Commenta

Caldo, umidità, malori:
il Pronto Soccorso
dell’Oglio Po si riempie

ospedale-pronto-soccorso-ev

Nella foto, l’ingresso del Pronto Soccorso dell’Oglio Po

CASALMAGGIORE – L’innalzamento della temperatura, l’alto tasso di umidità: quali conseguenze hanno avuto sulla popolazione casalasca e cremonese? Lo abbiamo chiesto al direttore del Pronto Soccorso dell’azienda ospedaliera di Cremona, il dottor Antonio Cuzzoli.

Vi è stato e vi è un incremento degli accessi in Pronto Soccorso da parte dei cittadini cremonesi nell’ultima settimana? Se si quale fascia di età più colpita? Negli ultimi giorni gli accessi in PS si sono mantenuti nella media generale degli ultimi anni, anche se si sono registrate giornate particolarmente intense giorni con circa 180 accessi al giorno. Nello specifico – negli ultimi 10 giorni – si sono verificati accessi di pazienti con difficoltà respiratorie, episodi sincopali e presincopali in percentuale maggiore (circa il 12-15%) rispetto ad altri periodi dell’anno.

Presso il pronto Soccorso dell’ospedale Oglio Po comè la situzione?
Il Pronto Soccorso di Oglio Po ha visto un incremento numerico degli accessi (circa del 25%) con una percentuale analoga a Cremona (12-15%) di episodi sincopali e presincopali.

Quali sono i soggetti a rischio (patologie) e perchè?
I soggetti a maggior rischio “caldo” sono anziani, bambini piccoli (0-4 anni), persone non autosufficienti, persone affette da patologie croniche cardiocircolatorie, respiratorie (bronchitici, asmatici), insufficienza renale, diabete mal controllato, ipertesi in trattamento farmacologico.

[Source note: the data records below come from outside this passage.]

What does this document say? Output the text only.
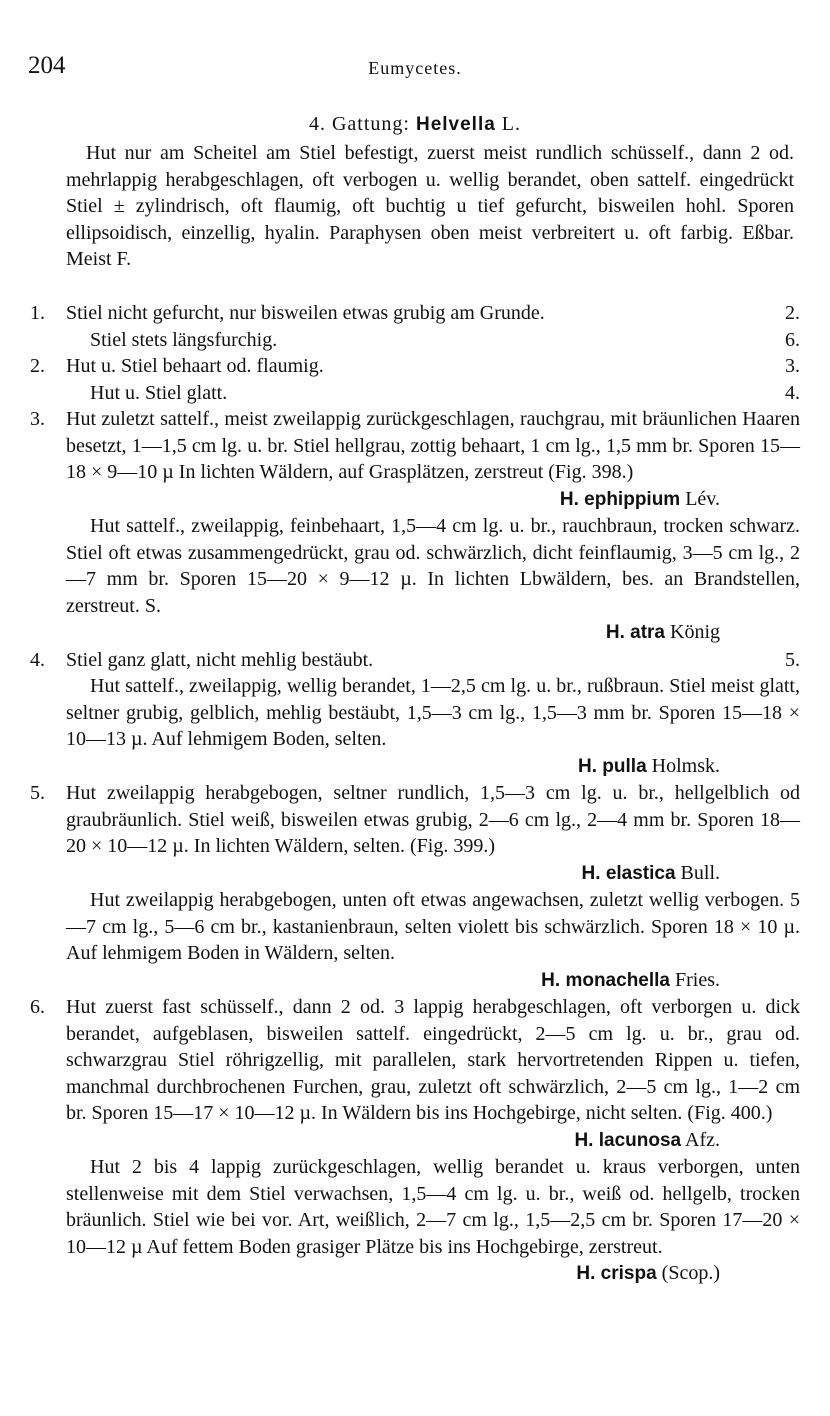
204	Eumycetes.
4. Gattung: Helvella L.
Hut nur am Scheitel am Stiel befestigt, zuerst meist rundlich schüsself., dann 2 od. mehrlappig herabgeschlagen, oft verbogen u. wellig berandet, oben sattelf. eingedrückt Stiel ± zylindrisch, oft flaumig, oft buchtig u tief gefurcht, bisweilen hohl. Sporen ellipsoidisch, einzellig, hyalin. Paraphysen oben meist verbreitert u. oft farbig. Eßbar. Meist F.
1.	Stiel nicht gefurcht, nur bisweilen etwas grubig am Grunde.	2.
Stiel stets längsfurchig.	6.
2.	Hut u. Stiel behaart od. flaumig.	3.
Hut u. Stiel glatt.	4.
3.	Hut zuletzt sattelf., meist zweilappig zurückgeschlagen, rauchgrau, mit bräunlichen Haaren besetzt, 1—1,5 cm lg. u. br. Stiel hellgrau, zottig behaart, 1 cm lg., 1,5 mm br. Sporen 15—18 × 9—10 µ In lichten Wäldern, auf Grasplätzen, zerstreut (Fig. 398.)
H. ephippium Lév.
Hut sattelf., zweilappig, feinbehaart, 1,5—4 cm lg. u. br., rauchbraun, trocken schwarz. Stiel oft etwas zusammengedrückt, grau od. schwärzlich, dicht feinflaumig, 3—5 cm lg., 2—7 mm br. Sporen 15—20 × 9—12 µ. In lichten Lbwäldern, bes. an Brandstellen, zerstreut. S.
H. atra König
4.	Stiel ganz glatt, nicht mehlig bestäubt.	5.
Hut sattelf., zweilappig, wellig berandet, 1—2,5 cm lg. u. br., rußbraun. Stiel meist glatt, seltner grubig, gelblich, mehlig bestäubt, 1,5—3 cm lg., 1,5—3 mm br. Sporen 15—18 × 10—13 µ. Auf lehmigem Boden, selten.
H. pulla Holmsk.
5.	Hut zweilappig herabgebogen, seltner rundlich, 1,5—3 cm lg. u. br., hellgelblich od graubräunlich. Stiel weiß, bisweilen etwas grubig, 2—6 cm lg., 2—4 mm br. Sporen 18—20 × 10—12 µ. In lichten Wäldern, selten. (Fig. 399.)
H. elastica Bull.
Hut zweilappig herabgebogen, unten oft etwas angewachsen, zuletzt wellig verbogen. 5—7 cm lg., 5—6 cm br., kastanienbraun, selten violett bis schwärzlich. Sporen 18 × 10 µ. Auf lehmigem Boden in Wäldern, selten.
H. monachella Fries.
6.	Hut zuerst fast schüsself., dann 2 od. 3 lappig herabgeschlagen, oft verborgen u. dick berandet, aufgeblasen, bisweilen sattelf. eingedrückt, 2—5 cm lg. u. br., grau od. schwarzgrau Stiel röhrigzellig, mit parallelen, stark hervortretenden Rippen u. tiefen, manchmal durchbrochenen Furchen, grau, zuletzt oft schwärzlich, 2—5 cm lg., 1—2 cm br. Sporen 15—17 × 10—12 µ. In Wäldern bis ins Hochgebirge, nicht selten. (Fig. 400.)
H. lacunosa Afz.
Hut 2 bis 4 lappig zurückgeschlagen, wellig berandet u. kraus verborgen, unten stellenweise mit dem Stiel verwachsen, 1,5—4 cm lg. u. br., weiß od. hellgelb, trocken bräunlich. Stiel wie bei vor. Art, weißlich, 2—7 cm lg., 1,5—2,5 cm br. Sporen 17—20 × 10—12 µ Auf fettem Boden grasiger Plätze bis ins Hochgebirge, zerstreut.
H. crispa (Scop.)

Le alte temperature possono rappresentare un problema per la salute?
La risposta è sì. Soprattutto per bambini, persone anziane e soggetti con patologie croniche. Soprattutto quando la temperatura esterna supera i 32-35 gradi; l’alta umidità impedisce la regolare sudorazione; la temperatura in casa è superiore a quella esterna (locali poco ventilati, tetti e solai non ben isolati). Come ogni anno Regione Lombardia invita gli operatori del settore a sensibilizzare la popolazione verso tale problematica. Convivere con l’estate non è sempre e solo un piacere. Per questo ci sono alcune “regole d’oro” da non dimenticare. Ecco qualche esempio: evitare di uscire e di svolgere attività fisica nelle ore centrali del giorno. Prestare attenzione quando si passa da un ambiente molto caldo a uno eccessivamente raffrescato. Cappello, occhiali scuri, abiti in fibre naturali (cotone, lino, ecc) e dalle tinte chiare sono un toccasana per difendersi dalla calura. Bere molta acqua (almeno un litro e mezzo al giorno) aiuta il corpo a mantenersi idratato. Ruolo importante per il benessere d’estate lo svolge l’alimentazione. Frutta e verdura di stagione, uova, pesce di mare e cereali.